Bubur sumsum dengan tekstur lembut merupakan makanan berbuka yang ramah bagi lambung. Terbuat dari tepung beras, bubur ini mengandung karbohidrat yang mudah dicerna, yang dengan cepat diubah menjadi glukosa sebagai sumber energi. Siraman kuah kinca dari gula merah dapat memberikan dorongan energi setelah berpuasa.

8. Oatmeal

Sebagai sumber karbohidrat kompleks, oatmeal sangat cocok disajikan saat berbuka puasa untuk mengembalikan energi tubuh. Oatmeal juga dapat membuat Anda merasa kenyang lebih lama, cocok untuk mengganjal perut hingga selesai Tarawih. Tambahkan berbagai jenis buah atau susu sebagai topping untuk nutrisi tambahan.

Tips Menjaga Kesehatan Selama Ramadan 2026

Selain memilih takjil sehat, beberapa tips umum juga penting untuk menjaga kebugaran selama berpuasa:

Asupan Seimbang: Konsumsi makanan yang seimbang dan bergizi saat sahur dan berbuka, termasuk nasi, sayuran, buah, dan protein. Ahli gizi Dr. Rita Ramayulis, DCN, M.Kes, menginstruksikan untuk membagi porsi buah, sayur, dan protein secara merata pada waktu sahur dan berbuka.

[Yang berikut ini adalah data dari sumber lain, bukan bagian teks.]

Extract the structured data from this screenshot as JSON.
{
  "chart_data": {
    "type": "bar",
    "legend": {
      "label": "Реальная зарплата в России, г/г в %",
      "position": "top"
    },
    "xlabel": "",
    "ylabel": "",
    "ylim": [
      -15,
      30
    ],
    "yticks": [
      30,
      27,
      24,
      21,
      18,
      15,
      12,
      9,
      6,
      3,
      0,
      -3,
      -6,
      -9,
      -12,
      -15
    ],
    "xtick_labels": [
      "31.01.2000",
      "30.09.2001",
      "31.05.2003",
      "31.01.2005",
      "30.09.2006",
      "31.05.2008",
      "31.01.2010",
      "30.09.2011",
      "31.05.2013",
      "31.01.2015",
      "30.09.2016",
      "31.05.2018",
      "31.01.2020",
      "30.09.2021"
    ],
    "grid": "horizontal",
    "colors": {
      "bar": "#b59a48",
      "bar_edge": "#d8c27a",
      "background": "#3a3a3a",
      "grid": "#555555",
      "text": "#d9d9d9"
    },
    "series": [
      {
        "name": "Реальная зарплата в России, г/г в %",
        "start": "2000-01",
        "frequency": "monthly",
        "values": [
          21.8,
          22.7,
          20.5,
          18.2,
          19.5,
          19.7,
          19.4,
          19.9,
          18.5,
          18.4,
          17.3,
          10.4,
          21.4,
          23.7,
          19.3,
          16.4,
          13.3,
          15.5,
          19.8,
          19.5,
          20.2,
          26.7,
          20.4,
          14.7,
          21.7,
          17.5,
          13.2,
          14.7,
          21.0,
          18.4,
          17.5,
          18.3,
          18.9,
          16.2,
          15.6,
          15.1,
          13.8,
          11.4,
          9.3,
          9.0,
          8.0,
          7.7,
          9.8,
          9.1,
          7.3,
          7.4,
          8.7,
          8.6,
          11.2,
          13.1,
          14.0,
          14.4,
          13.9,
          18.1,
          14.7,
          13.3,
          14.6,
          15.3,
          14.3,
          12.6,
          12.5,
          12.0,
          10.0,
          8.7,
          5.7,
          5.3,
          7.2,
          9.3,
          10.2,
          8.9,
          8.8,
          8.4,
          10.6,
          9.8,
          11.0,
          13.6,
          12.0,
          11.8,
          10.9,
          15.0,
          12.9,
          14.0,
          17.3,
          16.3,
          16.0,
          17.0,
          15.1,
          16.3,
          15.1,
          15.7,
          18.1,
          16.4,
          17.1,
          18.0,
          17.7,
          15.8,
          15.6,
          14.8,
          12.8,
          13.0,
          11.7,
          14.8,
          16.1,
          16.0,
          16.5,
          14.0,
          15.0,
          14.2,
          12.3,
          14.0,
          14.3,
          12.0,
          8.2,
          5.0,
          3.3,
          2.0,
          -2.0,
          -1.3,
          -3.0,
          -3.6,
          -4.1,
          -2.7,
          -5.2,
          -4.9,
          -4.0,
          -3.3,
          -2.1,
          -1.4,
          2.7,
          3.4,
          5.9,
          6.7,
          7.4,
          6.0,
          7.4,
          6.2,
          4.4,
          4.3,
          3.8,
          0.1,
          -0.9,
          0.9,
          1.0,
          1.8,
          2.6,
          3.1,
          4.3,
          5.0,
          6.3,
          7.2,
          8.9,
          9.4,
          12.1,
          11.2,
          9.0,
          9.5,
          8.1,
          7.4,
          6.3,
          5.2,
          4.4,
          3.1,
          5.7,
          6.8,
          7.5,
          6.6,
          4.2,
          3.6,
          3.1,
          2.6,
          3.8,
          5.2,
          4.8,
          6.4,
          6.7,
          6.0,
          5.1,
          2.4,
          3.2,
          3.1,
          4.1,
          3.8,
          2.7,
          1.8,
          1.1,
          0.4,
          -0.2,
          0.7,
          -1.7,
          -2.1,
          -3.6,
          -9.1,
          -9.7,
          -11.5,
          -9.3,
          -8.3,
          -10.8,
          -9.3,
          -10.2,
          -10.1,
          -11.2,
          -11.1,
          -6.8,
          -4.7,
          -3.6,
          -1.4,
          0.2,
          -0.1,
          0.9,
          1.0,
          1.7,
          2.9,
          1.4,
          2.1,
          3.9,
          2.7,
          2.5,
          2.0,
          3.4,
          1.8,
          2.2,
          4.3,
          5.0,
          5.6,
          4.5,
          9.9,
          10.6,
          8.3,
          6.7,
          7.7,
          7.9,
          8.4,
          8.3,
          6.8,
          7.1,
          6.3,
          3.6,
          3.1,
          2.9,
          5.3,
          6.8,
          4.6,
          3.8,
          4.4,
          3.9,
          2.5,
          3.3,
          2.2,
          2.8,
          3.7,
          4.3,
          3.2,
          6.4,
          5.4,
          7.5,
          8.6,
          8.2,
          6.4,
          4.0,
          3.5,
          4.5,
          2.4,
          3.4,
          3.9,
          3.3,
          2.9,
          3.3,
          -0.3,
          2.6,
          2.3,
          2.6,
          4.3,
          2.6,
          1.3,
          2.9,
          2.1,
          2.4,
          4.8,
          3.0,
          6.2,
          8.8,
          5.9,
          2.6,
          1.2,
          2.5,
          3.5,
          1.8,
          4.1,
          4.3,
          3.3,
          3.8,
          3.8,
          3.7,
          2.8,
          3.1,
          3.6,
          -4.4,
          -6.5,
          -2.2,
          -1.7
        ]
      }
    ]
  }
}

Hidrasi Cukup: Minum minimal 8 gelas air putih per hari dengan pola 2 gelas saat buka, 4 gelas malam hari, dan 2 gelas saat sahur untuk mencegah dehidrasi.

Berbuka Bertahap: Segerakan berbuka dengan makanan ringan seperti kurma dan air putih, lalu beri jeda 10-15 menit sebelum mengonsumsi makanan berat agar sistem pencernaan tidak kaget.

Istirahat Cukup: Jaga kualitas tidur minimal 6-7 jam sehari untuk menjaga fokus dan energi.

Dengan perencanaan yang matang dan pilihan takjil yang tepat, ibadah puasa Ramadan 2026 dapat dijalani dengan lebih lancar, sehat, dan penuh berkah.